We decided to stop trying and rekindle the romance and bring some fire back to our lovemaking.

I was pregnant 4 weeks later.

LiberalLibertine · 27/05/2014 09:17

Agree with all of above.

Also, did he know you wanted morning sex? Not many blokes would choose a wank if sex was on offer, if you didn't tell him, give the poor man a break.

Oh and yes, he'll be ok for tonight :) let it go and relax. Good luck!

FishWithABicycle · 27/05/2014 09:33

I completely understand where you are coming from, but agree with other posters that getting angry with him isn't going to help your relationship or your chances of conception.

To ensure he has a peak number of strong healthy swimmers, he should ideally have gone for about 48-72 hours since last climaxing when you DTD - so yes his actions have had a bit of an effect - but not that much.
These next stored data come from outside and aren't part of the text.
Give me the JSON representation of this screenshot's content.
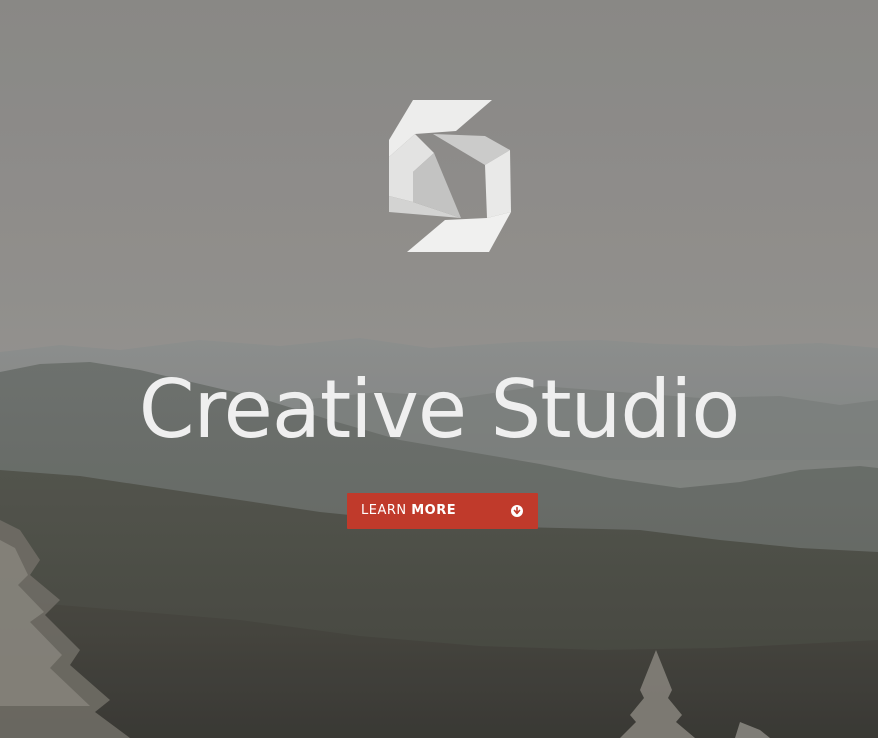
{
  "hero": {
    "title": "Creative Studio",
    "cta": {
      "label_light": "LEARN",
      "label_bold": "MORE",
      "icon": "arrow-down-circle-icon",
      "color": "#c03a2b"
    },
    "logo_icon": "studio-logo-mark",
    "background": "mountain-landscape-photo"
  }
}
Yes he will have some more by this evening and you still have a very good chance of being in luck given that you are at peak fertility.

Forgive him and move on this month. Shag away tonight and keep your fingers crossed. If no luck this month, then next month as you are approaching peak fertility have a non-accusatory positive chat with him about things you can both do to increase your chances, you can keep him better informed about when you think you are likely to hit peak and he can save up his swimmers for you when the day approaches.
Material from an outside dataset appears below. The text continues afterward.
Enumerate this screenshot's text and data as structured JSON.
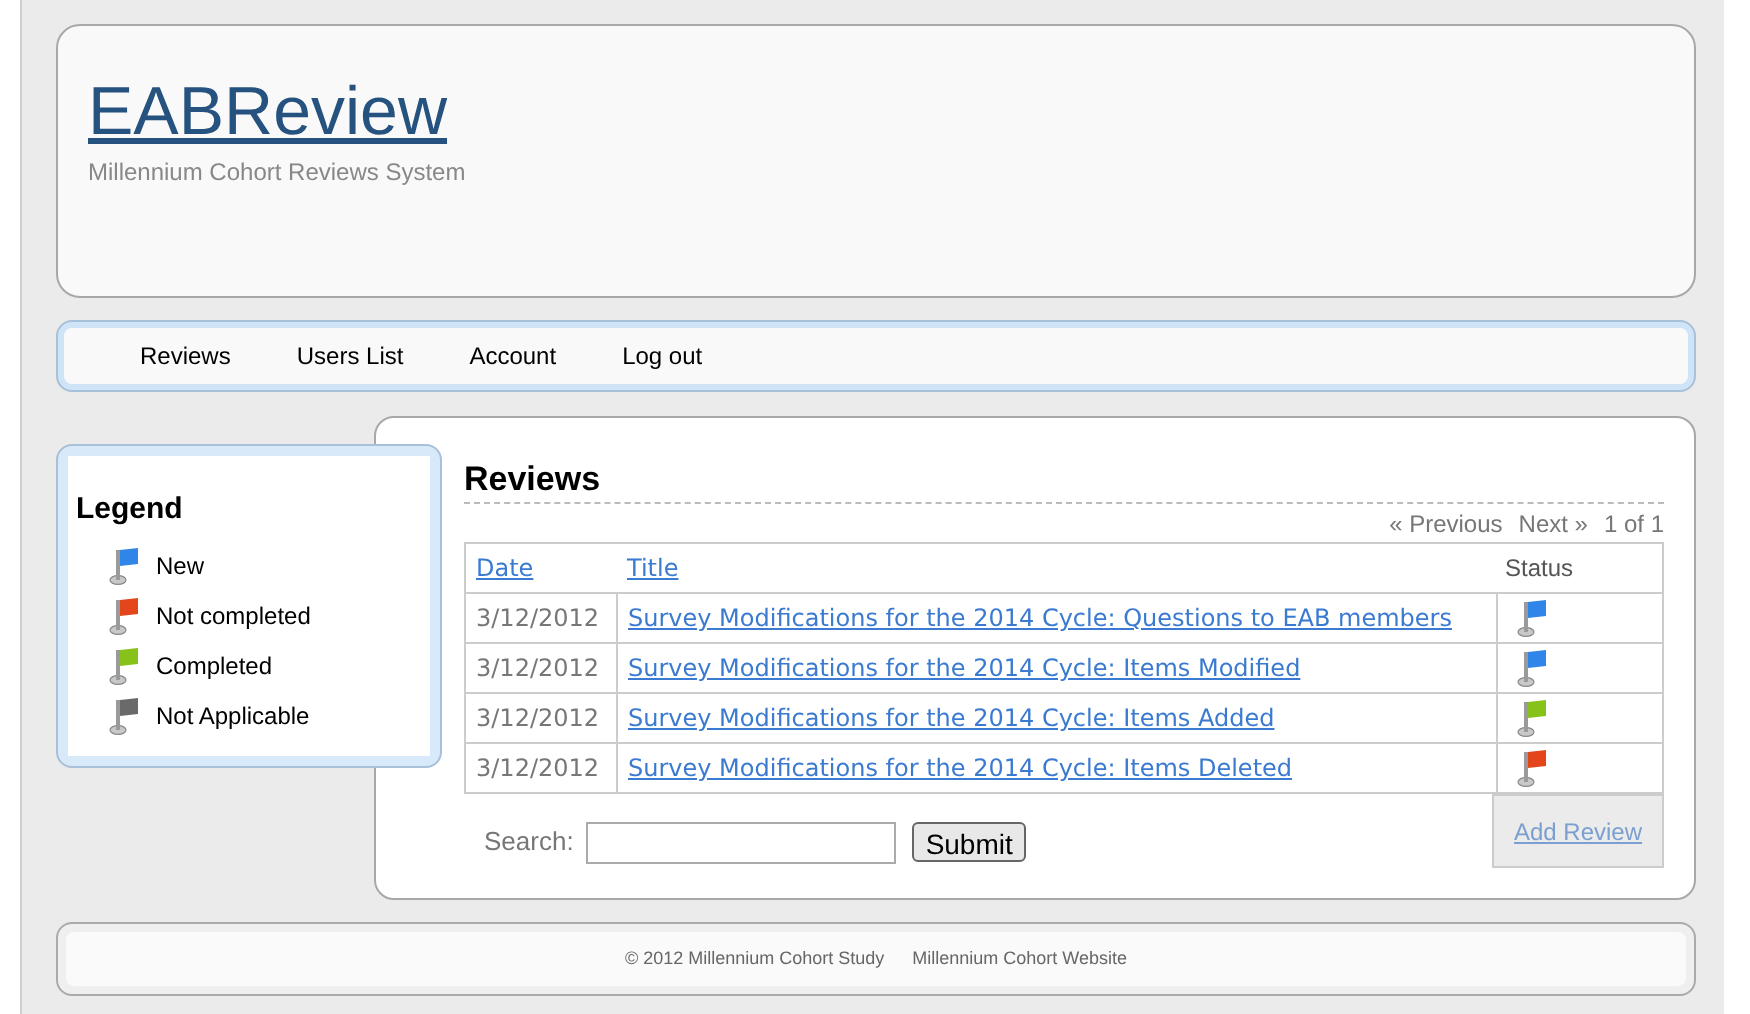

sizethree · 27/05/2014 09:35

I think I'm overreacting because it would've been my due date today and I'd so wanted to fall pregnant before this date fell.
Thanks ladies.

OP posts:
Rainbow555 · 27/05/2014 10:35

sizethree Thanks for you.
Today would be tough. Why not talk about that together so that he understands why today might have been impt to you. Also explain why morning sex was available when perhaps it usually isn't and try to get on the same page. I can see the disappointment but he should be good to go later Smile

Bumblebee85 · 27/05/2014 19:42

Don't panic! All may not be lost with the swimmers-there will be plenty left if his sperm count is normal (assumed) so don't waste your fertile day assuming his swimmers are already wasted! In fact, longer periods between ejaculations (more than 7days) is actually worse than very short ones. Hugs to you though xx

BumWad · 28/05/2014 05:04

OP I totally get where you're coming from

I have been furious with DH many a times for this exact reason!! TTC can be so stressful and it just feels like they don't care..
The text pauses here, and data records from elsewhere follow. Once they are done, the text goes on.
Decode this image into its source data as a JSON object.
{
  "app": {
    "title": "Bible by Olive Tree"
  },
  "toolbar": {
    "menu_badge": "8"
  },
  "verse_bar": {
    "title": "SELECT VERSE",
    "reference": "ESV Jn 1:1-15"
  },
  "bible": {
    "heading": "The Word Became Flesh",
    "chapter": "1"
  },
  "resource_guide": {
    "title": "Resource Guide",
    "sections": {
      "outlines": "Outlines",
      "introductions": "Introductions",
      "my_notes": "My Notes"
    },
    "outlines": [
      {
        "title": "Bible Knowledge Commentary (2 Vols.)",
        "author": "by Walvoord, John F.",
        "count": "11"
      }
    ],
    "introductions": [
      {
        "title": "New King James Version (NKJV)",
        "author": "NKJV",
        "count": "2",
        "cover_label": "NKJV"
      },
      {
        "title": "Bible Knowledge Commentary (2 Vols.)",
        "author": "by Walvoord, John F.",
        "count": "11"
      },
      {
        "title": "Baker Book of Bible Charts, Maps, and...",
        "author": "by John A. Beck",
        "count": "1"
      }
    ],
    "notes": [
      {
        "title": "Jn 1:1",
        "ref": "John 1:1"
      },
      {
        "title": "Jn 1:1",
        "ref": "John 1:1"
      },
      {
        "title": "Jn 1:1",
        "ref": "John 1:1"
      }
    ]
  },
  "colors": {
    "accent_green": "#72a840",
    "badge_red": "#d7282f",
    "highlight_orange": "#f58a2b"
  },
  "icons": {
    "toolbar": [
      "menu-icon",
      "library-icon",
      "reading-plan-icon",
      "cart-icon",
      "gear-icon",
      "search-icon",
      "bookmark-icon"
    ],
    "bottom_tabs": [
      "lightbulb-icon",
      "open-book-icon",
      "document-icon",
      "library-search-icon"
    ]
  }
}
Inshock73 · 28/05/2014 19:30

I totally understand where you're coming from! We've been ttc for almost a year now following a mmc and I've had times I've asked DP to not drink any alcohol and he has anyway, I've asked him to eat super healthily and he's continued to have junk (he's pretty healthy to be fair). I really don't think men feel the pressure, the frustration or the disappointment each month like we do. I have a rule with my DP no self love whatsoever :) it doesn't matter if he wakes in the night and fancies a bit, or it's first thing in the morning and I'm still asleep....jump on board! :)

foxinorangesocks · 28/05/2014 20:40

Op - this would have totally pissed me off too. The trouble is, relax comments whilst well intended, aren't ultimately helpful. You are in the midst of desperately wanting a baby and now now now - that is how it feels when we make up our minds. I am now three and half years in, I've been stressed, I've been relaxed to the point of horizontal - I'm still not pregnant and I remain unconvinced that 'relaxing' is a) possible if you're not ready to relax or b)likely to make a huge difference. What you need is good egg plus good sperm plus good timing and be chuffed that you have shown you can become pregnant.

I am so sorry about your mmc and the thoughts of your due date, that must be so tough. Hope you can talk to mr three and feel better about missed timings. There's always tonight! Big hug - trying really is trying. Good luck.